Concepts
Attribution, rightsizing, ceilings — the three ideas that power KubeHero.
KubeHero is built around three ideas. Once you understand these, the rest of the product falls out naturally.
Attribution
Who is spending the money, right now, at pod resolution?
Most K8s cost tools average CPU over 30 seconds or more. KubeHero attaches eBPF probes to the Linux scheduler, which gives us cgroup-accurate per-pod CPU time at 1-second resolution. Noisy neighbors, steal time, and syscall-heavy workloads all appear correctly — without relying on metrics-server.
Each 1-second sample carries: pod UID, CPU millicores, memory bytes, GPU utilization, and the node it ran on. That maps to a cost-per-pod-per-second using the pricing engine's normalized SKU table.
Rightsizing
What's the smallest safe config that still honors my SLOs?

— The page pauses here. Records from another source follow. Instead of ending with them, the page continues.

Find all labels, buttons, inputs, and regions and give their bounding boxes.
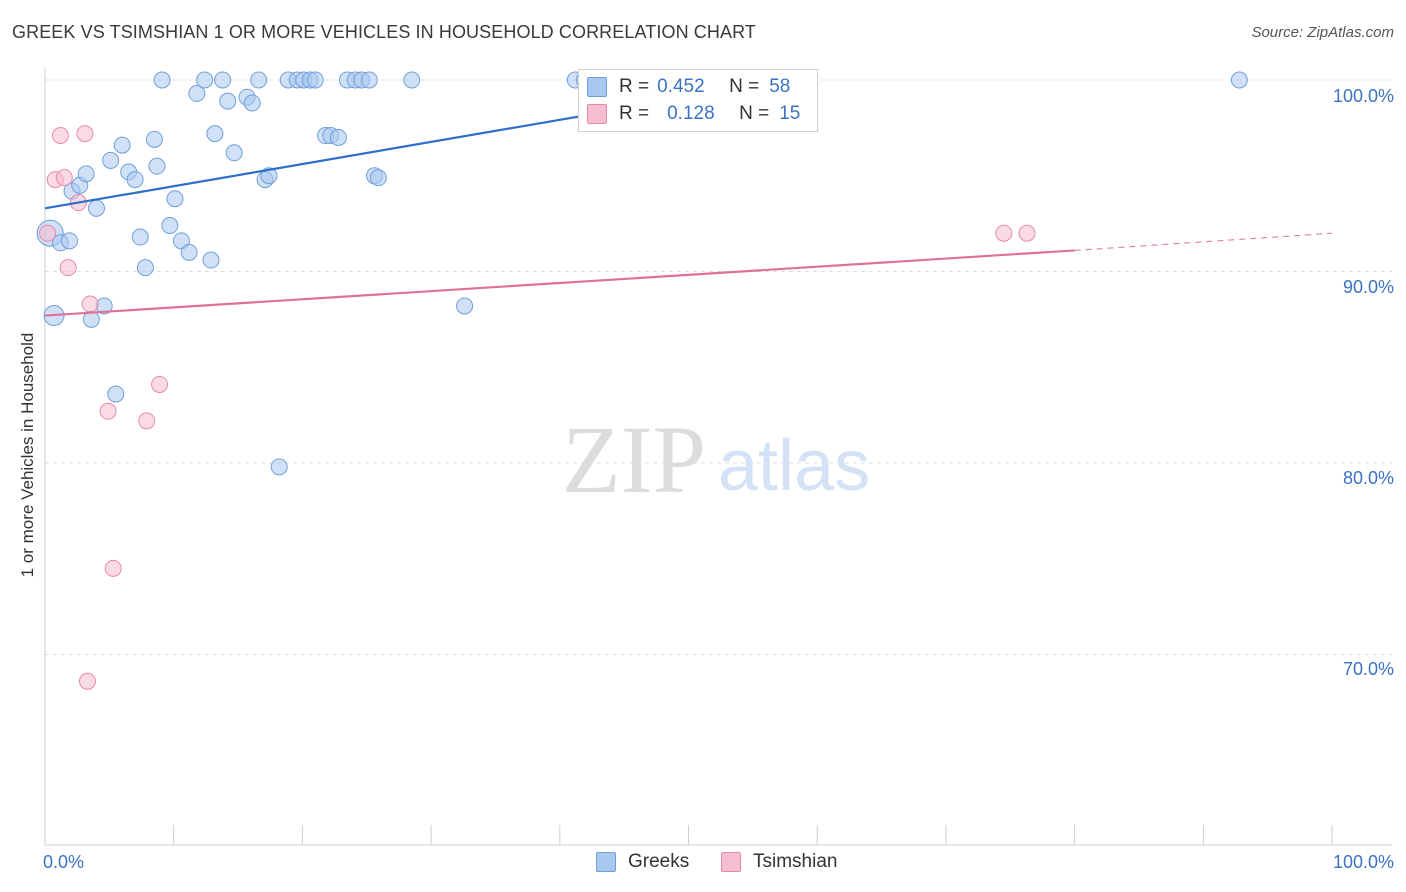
legend-n-label: N =	[739, 103, 770, 124]
greeks-point	[360, 71, 378, 89]
legend-swatch-tsimshian	[587, 104, 607, 124]
greeks-point	[131, 228, 149, 246]
greeks-point	[180, 243, 198, 261]
greeks-point	[270, 458, 288, 476]
tsimshian-point	[995, 224, 1013, 242]
tsimshian-point	[138, 412, 156, 430]
grid-lines	[45, 79, 1392, 655]
legend-n-value: 58	[769, 76, 791, 97]
greeks-point	[403, 71, 421, 89]
greeks-point	[107, 385, 125, 403]
legend-n-label: N =	[729, 76, 760, 97]
greeks-point	[113, 136, 131, 154]
legend-n-value: 15	[779, 103, 801, 124]
y-tick-label-90: 90.0%	[1342, 277, 1394, 297]
axes	[44, 68, 1392, 846]
greeks-point	[456, 297, 474, 315]
y-tick-label-100: 100.0%	[1332, 86, 1394, 106]
greeks-point	[102, 151, 120, 169]
greeks-point	[329, 128, 347, 146]
greeks-point	[87, 199, 105, 217]
greeks-point	[153, 71, 171, 89]
greeks-point	[369, 169, 387, 187]
greeks-point	[148, 157, 166, 175]
greeks-point	[188, 84, 206, 102]
greeks-point	[126, 171, 144, 189]
y-tick-label-70: 70.0%	[1342, 659, 1394, 679]
legend-r-value: 0.128	[667, 103, 715, 124]
greeks-point	[77, 165, 95, 183]
tsimshian-point	[81, 295, 99, 313]
bottom-legend: Greeks Tsimshian	[0, 851, 1406, 877]
greeks-point	[60, 232, 78, 250]
bottom-legend-swatch-greeks	[596, 852, 616, 872]
greeks-point	[214, 71, 232, 89]
tsimshian-point	[39, 224, 57, 242]
tsimshian-point	[99, 402, 117, 420]
bottom-legend-swatch-tsimshian	[721, 852, 741, 872]
greeks-point	[196, 71, 214, 89]
tsimshian-point	[76, 125, 94, 143]
greeks-point	[250, 71, 268, 89]
chart-title: GREEK VS TSIMSHIAN 1 OR MORE VEHICLES IN…	[12, 22, 756, 42]
greeks-point	[206, 125, 224, 143]
legend-row-tsimshian: R = 0.128 N = 15	[587, 102, 800, 126]
legend-row-greeks: R = 0.452 N = 58	[587, 75, 790, 99]
legend-r-value: 0.452	[657, 76, 705, 97]
bottom-legend-label-tsimshian: Tsimshian	[753, 851, 838, 872]
tsimshian-trend-line	[44, 249, 1075, 317]
greeks-point	[243, 94, 261, 112]
watermark-atlas: atlas	[718, 426, 870, 506]
legend: R = 0.452 N = 58 R = 0.128 N = 15	[578, 69, 818, 132]
greeks-point	[166, 190, 184, 208]
legend-r-label: R =	[619, 103, 650, 124]
watermark: ZIP atlas	[562, 406, 870, 513]
source-label: Source: ZipAtlas.com	[1251, 24, 1394, 41]
tsimshian-point	[1018, 224, 1036, 242]
bottom-legend-greeks: Greeks	[596, 851, 689, 873]
greeks-point	[260, 167, 278, 185]
greeks-points	[36, 71, 1248, 476]
legend-r-label: R =	[619, 76, 650, 97]
watermark-zip: ZIP	[562, 406, 706, 513]
tsimshian-point	[151, 375, 169, 393]
tsimshian-point	[55, 169, 73, 187]
greeks-point	[145, 130, 163, 148]
greeks-point	[161, 217, 179, 235]
tsimshian-trend-extension	[1074, 232, 1333, 251]
greeks-point	[202, 251, 220, 269]
tsimshian-point	[78, 672, 96, 690]
greeks-point	[306, 71, 324, 89]
greeks-point	[136, 259, 154, 277]
tsimshian-points	[39, 125, 1036, 690]
bottom-legend-label-greeks: Greeks	[628, 851, 690, 872]
legend-swatch-greeks	[587, 77, 607, 97]
tsimshian-point	[59, 259, 77, 277]
x-tick-label-100: 100.0%	[1332, 852, 1394, 872]
greeks-point	[219, 92, 237, 110]
greeks-point	[225, 144, 243, 162]
bottom-legend-tsimshian: Tsimshian	[721, 851, 837, 873]
y-tick-label-80: 80.0%	[1342, 468, 1394, 488]
greeks-point	[1230, 71, 1248, 89]
tsimshian-point	[51, 127, 69, 145]
tsimshian-point	[104, 559, 122, 577]
x-tick-label-0: 0.0%	[43, 852, 85, 872]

Rightsizing is a statistical decision, not a heuristic. KubeHero tracks the p95 of each workload's actual use over a configurable observation window (default 14 days) and proposes a new request that leaves a configurable headroom (default 40%). The recommendation ships with an exact YAML patch and a dry-run preview.
Three modes, set via RightsizingPolicy.spec.mode:
- recommend — surfaces suggestions, never mutates anything
- shadow — mutates a shadow copy of the resource for comparison, no production effect
- apply — mutates the real resource, bounded by
safety.maxChangePerDay
Ceilings
When spend runs away faster than humans can react, what should happen automatically?
A BudgetPolicy sets a declarative spending limit (e.g. $100k/month for all env=prod clusters). A CeilingPolicy references it and defines what to do when the burn rate crosses a threshold — cap HPAs, evict low-priority pods, cordon burst pools. Each step waits a configurable delay before the next runs.
humanArm: true is the default. Nothing fires until an operator arms it from the dashboard or CLI. This is intentional — we optimize for operators not getting fired, not for magical self-healing.
Every action is reversible within the cooldown window. kubehero undo <audit-id> restores the original state.